Quote:

His lies and secrets is what is making me outraged!




This was awhile back but I am just checking in after the weekend and wanted to respond to this because it's at the heart of your issues.

HIS lies and secrets are not MAKING you outraged, angry, sad or any other emotion. YOUR reaction to them is. You CAN learn to control your reactions to other people's actions, especially when they "make" you angry. It's a basic concept in anger management that "what I do doesn't MAKE you angry, how you feel about what I do does." If you can learn to control your feelings or somehow "detach" from certain emotional triggers, you can learn to not LET other people MAKE you angry.

The real world example I remember illustrating this point was about a traffic jam. If things MADE people angry in the abstract, then why doesn't everyone stuck in a traffic jam, late for a meeting, get upset, pound the steering wheel, cuss at the top of their lungs or go into a fit of road-rage? It's because everyone reacts differently to the same set of stimuli, and thus there HAS to be a way to BE different than how you are currently, even if nothing changes in your sitch.

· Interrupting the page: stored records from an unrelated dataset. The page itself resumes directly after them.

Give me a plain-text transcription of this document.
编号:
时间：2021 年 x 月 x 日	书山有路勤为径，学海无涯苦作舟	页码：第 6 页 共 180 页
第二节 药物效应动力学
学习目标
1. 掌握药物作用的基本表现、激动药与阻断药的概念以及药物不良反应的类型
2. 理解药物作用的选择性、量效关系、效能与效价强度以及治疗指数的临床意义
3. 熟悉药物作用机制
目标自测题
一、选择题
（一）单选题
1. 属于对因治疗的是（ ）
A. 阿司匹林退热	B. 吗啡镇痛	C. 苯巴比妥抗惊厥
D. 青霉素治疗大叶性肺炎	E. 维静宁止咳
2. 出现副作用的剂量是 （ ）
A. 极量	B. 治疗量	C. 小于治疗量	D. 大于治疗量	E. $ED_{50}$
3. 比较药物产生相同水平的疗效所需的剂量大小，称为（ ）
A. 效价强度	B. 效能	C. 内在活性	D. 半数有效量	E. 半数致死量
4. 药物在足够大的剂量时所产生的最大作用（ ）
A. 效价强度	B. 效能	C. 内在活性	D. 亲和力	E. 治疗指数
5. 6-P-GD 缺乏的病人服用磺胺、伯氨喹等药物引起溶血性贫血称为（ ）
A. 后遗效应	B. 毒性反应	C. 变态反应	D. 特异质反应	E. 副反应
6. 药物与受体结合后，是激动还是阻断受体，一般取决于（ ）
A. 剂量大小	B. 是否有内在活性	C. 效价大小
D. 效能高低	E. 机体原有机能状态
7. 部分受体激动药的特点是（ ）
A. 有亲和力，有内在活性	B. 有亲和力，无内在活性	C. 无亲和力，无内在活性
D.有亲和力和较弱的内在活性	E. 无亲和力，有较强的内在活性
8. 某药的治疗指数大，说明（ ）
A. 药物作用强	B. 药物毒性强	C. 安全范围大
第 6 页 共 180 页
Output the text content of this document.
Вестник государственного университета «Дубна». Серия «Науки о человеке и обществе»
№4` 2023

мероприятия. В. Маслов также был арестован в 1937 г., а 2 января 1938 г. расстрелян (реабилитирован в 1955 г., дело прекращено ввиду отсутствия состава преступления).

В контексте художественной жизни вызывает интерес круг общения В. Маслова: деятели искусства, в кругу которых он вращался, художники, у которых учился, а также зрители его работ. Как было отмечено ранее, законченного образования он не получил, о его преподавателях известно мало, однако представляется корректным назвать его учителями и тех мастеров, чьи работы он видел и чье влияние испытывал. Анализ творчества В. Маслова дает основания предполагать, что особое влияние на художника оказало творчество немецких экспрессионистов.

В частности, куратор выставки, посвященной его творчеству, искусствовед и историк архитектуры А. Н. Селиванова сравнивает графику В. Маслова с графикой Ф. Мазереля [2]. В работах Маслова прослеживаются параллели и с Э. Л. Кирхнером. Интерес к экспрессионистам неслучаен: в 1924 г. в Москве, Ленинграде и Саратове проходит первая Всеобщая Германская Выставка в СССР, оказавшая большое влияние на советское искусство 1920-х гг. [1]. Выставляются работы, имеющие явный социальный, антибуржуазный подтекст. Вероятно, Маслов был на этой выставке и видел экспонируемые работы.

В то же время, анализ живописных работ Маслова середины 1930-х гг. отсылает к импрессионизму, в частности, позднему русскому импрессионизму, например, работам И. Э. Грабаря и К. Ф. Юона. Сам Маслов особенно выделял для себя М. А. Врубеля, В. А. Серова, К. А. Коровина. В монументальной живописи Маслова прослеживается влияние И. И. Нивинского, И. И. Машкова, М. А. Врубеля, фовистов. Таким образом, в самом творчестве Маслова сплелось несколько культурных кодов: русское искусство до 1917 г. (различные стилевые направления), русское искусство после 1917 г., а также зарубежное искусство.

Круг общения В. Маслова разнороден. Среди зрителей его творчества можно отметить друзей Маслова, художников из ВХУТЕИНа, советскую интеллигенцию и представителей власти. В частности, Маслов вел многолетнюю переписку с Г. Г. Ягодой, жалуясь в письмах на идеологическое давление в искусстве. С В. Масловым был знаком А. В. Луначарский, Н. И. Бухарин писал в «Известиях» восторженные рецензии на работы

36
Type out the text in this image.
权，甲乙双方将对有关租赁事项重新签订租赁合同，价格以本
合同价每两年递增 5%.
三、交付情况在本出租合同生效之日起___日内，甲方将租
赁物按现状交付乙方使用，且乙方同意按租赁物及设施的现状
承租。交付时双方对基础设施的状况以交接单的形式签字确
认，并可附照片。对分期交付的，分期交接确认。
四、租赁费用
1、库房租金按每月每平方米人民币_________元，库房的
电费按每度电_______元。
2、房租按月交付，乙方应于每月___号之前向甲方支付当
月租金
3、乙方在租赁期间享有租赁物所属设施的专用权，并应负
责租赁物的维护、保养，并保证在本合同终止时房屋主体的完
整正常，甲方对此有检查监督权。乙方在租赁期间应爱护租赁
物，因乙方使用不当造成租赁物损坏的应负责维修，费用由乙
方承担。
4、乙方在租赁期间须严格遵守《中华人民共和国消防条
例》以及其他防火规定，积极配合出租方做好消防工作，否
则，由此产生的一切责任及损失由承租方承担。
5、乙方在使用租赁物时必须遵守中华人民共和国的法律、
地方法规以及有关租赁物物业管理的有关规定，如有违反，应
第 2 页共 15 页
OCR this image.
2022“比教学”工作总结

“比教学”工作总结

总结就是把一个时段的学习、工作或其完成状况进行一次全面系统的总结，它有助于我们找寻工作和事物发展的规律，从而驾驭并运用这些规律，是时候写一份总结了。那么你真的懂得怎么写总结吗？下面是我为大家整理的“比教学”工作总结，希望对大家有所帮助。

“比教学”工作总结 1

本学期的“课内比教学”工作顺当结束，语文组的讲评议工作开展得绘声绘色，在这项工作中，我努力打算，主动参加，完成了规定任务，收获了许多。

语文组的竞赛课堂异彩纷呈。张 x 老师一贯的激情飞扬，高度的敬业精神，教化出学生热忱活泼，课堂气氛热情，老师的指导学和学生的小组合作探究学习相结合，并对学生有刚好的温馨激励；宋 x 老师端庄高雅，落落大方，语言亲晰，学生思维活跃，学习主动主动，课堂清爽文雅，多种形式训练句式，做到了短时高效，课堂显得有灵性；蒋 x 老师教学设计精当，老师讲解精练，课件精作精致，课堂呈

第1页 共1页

You have asked some of the posters here (or maybe just one) how they can be forgiving with all that's gone on in their life. It's because they decided to be. They figured out that they had a choice about how to react, how to live, and they chose the path that enabled them to be the one who calls the office to tell them they'll be late, turns up the music a little louder and looks over the sea of cars to notice how beautiful the sky is... they CHOOSE calm. They CHOOSE peace. They CHOOSE not to let the fact that things have not gone their way RIGHT NOW affect their overall outlook on life.

I know I am making it sound simple, and I assure you it's not. I struggle with it all the time. I am angry, sad, and hey, even once or twice entertain the thought of "what would it be like to be with another woman" over all this, but you know what, I understand that I am involved in a process that is all about making decisions, something that I have done precious too little of in my life and the time is NOW to start. I want to TRY to make the best ones I can and most of all, I want to CHOOSE to be happy. I want you to choose that too no matter what your H does and I also would love for you to see that a revenge affair would not MAKE you happy.